Ma Créature

 

Maintes fois reprise par philosophes et poètes, une hypothèse qui remonte à d'anciennes traditions hindouistes voudrait que le monde et tout ce qu'il contient soit le rêve d'une Créature endormie, selon les versions une divinité, un monstre ou un géant. Dans tous les cas, notre existence, notre vie, notre matérialité, nos sensations et nos sentiments, tout ce que nous prenons au sérieux, se désagrégera en poussière d'étoile au réveil de la Créature.

Mais c'est beaucoup plus compliqué que ça.
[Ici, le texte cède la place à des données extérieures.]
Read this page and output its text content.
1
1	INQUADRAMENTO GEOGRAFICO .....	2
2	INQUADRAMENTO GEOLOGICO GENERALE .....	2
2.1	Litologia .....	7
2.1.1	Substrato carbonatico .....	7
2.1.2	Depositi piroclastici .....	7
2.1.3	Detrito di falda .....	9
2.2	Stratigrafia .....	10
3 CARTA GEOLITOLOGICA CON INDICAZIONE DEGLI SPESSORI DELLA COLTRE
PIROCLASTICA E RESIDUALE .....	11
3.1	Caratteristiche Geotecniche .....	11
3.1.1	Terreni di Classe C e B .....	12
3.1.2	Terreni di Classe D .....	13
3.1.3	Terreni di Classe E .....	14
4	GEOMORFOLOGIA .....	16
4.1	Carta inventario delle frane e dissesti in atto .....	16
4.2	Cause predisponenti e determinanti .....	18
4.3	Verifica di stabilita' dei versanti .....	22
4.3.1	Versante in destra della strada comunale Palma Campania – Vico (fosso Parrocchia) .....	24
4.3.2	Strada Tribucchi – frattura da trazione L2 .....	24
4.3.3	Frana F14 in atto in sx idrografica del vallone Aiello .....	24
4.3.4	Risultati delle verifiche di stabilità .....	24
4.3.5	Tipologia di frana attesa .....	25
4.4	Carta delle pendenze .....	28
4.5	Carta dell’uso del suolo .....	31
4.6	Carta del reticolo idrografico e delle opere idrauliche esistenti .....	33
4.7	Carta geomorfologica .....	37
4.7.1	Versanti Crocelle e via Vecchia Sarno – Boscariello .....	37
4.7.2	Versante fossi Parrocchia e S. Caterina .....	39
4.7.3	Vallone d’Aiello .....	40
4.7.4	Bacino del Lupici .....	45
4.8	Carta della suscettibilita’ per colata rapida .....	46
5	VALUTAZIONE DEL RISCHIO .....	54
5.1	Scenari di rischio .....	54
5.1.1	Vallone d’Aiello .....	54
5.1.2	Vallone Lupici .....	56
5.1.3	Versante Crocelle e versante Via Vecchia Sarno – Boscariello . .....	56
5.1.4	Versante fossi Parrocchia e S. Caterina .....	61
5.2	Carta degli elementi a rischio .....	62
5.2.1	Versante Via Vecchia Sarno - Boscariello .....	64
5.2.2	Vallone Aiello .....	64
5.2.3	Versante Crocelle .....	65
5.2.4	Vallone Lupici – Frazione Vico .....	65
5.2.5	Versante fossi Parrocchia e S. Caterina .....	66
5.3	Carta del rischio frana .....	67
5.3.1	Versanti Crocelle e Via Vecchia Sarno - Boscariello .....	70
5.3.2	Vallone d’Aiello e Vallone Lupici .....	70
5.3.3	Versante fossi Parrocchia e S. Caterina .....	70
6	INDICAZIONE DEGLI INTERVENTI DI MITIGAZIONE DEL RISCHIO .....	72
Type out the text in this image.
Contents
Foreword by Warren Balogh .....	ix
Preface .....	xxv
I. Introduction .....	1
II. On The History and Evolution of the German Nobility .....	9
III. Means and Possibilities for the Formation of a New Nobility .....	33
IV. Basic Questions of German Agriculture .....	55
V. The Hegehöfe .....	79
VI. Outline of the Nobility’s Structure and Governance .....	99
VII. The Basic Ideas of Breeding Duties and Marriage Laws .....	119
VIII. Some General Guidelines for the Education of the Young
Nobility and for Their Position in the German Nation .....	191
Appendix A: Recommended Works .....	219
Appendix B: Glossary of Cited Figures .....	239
Pour concevoir que nous soyons le rêve d'une Créature, il faut au préalable avoir imaginé la Créature qui nous rêve. Si nous cessons d'exister lorsque la Créature cesse de rêver, elle disparaît tout autant lorsque nous cessons de l'imaginer, ce qui aurait pour effet, en retour, et ceci par notre propre faute, de nous submerger dans le néant. Sans parler du fait que, devant l'avoir à l'esprit le jour comme la nuit, soit nous ne dormons pas, soit, si nous dormons, la Créature est forcément, et à son tour, notre rêve unique et permanent.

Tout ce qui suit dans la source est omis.